Под маской юности внезапно проявляется не житейская рассудительность, но та самая "любовь к ближнему" - не обязательная, не по родству, а та самая, что привела Христа на крест, а нас - к Богу, та самая, что подчас не видна, не заметна, не героична, даже не жертвенна; это любовь "инстинкта" (недаром одна из версий происхождения фамилии "Бусыгин" ведёт нас к "бусе" - так называли животных в древней Руси), любовь безусловная, "не из жалости", как у Макарской, и "не из выгоды", как у Сильвы - героизм этой любви нам почти незнаком, и потому мы не можем определить, классифицировать такую любовь, и...с чувством выполненного долга не замечаем её, проходим мимо. А ведь именно в этой фразе - "я остаюсь с тобой" - сокрыто величайшее Откровение, величайший подвиг Человека, которому всего лишь "не всё равно" без всякой очевидной (нам) причины. Именно эта "неочевидная" любовь оправдывает, казалось бы, совершенно неприемлемый с точки зрения современной морали поступок Бусыгина; "шутка" внезапно оборачивается "правдой", "Дело" становится "Словом", занимающим своё, положенное ему, место. И уже нет игры "в любовь" по примеру Нины и Кудимова, маски оземь, новый "герой нашего времени" перед нами, и театр "выносит с ноги" ту самую "четвёртую стену", предлагая нам ставить вопросы по тем ответам, которые уже даны!
Ну, вот простой пример: Васенька, поджигающий (своё прошлое) чужой дом, куда более значителен в моменте, в поступке, чем все они, эти герои и "герои" разного времени: это уже не вызов розовой юности, это не протест, и даже не попытка сбежать - это осознанное желание "сделать шаг", не оглядываясь в прошлое. Этот вчерашний "хулиган", "мальчишечка", из тех, что "в 41 шли под танки", шутя "промахивает горизонт", перешагивает Рубикон - и оказывается взрослым! И первой это видит женщина, Макарская, что несколько часов назад презирала его как "сопляка" - перед ней не мальчик, но мужчина, способный на поступок, пусть и не лучший с точки зрения современной морали, но, тем не менее, именно Васенька выразил общее желание для всех них: желание порвать с прошлым, оставить его там, где ему место, и - двигаться вперёд. Огонь - символ очищения, так нужного всем им, всей семье Сарафановых - конечно же, будет погашен физически, но, зароненный в их души, он разгорится там, и будет пронесен сквозь бытие и время как святыня, как то, что даёт, дарит, творит жизнь. И потому на первый взгляд примитивный поступок обиженного мальчика становится первым шагом нового человека: смелого, сильного, готового "aut vincere, aut mori" - юность зовёт за собой, и её зов невозможно игнорировать.
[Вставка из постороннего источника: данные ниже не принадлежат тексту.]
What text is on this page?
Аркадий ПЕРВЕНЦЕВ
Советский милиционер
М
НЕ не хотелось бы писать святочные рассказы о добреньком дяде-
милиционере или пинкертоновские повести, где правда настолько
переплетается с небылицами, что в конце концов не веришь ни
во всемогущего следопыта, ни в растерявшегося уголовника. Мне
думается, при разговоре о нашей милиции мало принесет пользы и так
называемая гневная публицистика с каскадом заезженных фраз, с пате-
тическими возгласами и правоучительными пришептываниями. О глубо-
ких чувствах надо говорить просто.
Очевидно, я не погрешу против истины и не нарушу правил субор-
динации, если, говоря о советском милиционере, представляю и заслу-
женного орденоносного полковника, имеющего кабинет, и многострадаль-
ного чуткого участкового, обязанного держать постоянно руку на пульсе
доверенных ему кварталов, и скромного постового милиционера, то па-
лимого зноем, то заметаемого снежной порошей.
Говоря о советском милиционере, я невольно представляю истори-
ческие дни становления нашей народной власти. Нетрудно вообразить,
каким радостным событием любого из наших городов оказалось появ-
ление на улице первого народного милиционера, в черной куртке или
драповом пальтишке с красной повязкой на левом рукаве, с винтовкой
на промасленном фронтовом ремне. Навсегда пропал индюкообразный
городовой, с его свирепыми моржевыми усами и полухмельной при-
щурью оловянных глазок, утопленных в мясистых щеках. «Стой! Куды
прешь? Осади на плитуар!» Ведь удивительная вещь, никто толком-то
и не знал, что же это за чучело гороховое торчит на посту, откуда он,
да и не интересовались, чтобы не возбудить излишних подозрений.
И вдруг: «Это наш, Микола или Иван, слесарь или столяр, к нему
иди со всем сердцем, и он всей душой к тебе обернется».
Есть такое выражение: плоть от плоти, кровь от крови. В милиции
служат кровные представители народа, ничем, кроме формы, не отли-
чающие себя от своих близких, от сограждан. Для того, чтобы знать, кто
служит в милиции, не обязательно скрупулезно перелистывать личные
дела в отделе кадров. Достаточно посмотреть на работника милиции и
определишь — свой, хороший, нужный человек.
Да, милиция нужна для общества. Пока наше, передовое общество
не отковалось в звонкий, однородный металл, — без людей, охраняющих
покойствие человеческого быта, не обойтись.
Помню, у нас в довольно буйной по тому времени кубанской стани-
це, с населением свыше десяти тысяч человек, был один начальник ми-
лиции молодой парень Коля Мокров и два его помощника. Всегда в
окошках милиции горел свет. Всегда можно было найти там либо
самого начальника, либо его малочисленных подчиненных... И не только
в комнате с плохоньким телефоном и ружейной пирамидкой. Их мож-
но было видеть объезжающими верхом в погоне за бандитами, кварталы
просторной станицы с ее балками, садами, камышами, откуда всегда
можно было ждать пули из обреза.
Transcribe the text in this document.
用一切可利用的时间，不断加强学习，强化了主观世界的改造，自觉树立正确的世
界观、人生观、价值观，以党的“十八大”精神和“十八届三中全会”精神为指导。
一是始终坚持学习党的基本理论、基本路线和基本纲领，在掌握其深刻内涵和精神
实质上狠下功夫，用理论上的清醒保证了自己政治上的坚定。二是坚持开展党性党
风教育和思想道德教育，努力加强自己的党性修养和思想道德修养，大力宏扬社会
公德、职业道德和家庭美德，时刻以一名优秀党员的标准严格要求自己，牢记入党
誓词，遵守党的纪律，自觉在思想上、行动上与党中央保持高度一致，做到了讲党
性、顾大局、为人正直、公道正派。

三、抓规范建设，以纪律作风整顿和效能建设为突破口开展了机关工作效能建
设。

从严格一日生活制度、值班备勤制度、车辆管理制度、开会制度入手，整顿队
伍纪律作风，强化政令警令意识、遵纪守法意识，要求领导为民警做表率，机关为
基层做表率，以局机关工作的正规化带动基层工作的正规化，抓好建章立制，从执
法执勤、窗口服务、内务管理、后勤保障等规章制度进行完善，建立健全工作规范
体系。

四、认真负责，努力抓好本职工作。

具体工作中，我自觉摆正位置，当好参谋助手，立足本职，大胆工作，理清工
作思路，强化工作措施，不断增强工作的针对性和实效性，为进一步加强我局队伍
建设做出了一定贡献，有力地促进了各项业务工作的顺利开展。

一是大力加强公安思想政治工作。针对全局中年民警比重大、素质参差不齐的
Но, почему именно Васенька оказывается "новым избранным"? Почему не Бусыгин? Ответ на поверхности: именно Бусыгин является тем "катализатором", который сподвигает Васеньку, Андрея Григорьевича, Нину, даже Сильву - скинуть свои маски, посмотреть в моменте истины на самих себя, и - начать всё сначала, открыть себя и этот мир заново. Именно поэтому Бусыгина часто (и вполне ошибочно) сравнивают с Хомутовым, героем "Двадцати минут с ангелом", хотя они, если вдуматься, являются совершенными антиподами друг друга: Хомутов олицетворяет собой "неудавшегося Христа", Христа-неудачника, чьё Дело пропадает втуне, и чьему Слову никто не хочет верить - Бусыгин, наоборот, символизирует собой Христа-победителя, того самого учителя французского языка из "Ирреволюции" Паскаля Лэне: он не ищет "миссии", он призван к ней, и его путь чист и свят, хотя и сложен невероятно, и потому эти ученики всё-таки "слушали" своего учителя, и потому он, Бусыгин, был принят в своём качестве, и...добился успеха! Но в чём его персональный, личный успех - в том, что он помог раскрыться окружающим, или в том, что он остался до конца самим собой? И кто же из них истинный "герой нашего времени", и - можно ли называть кого-либо из них "героем"? И - нужно ли?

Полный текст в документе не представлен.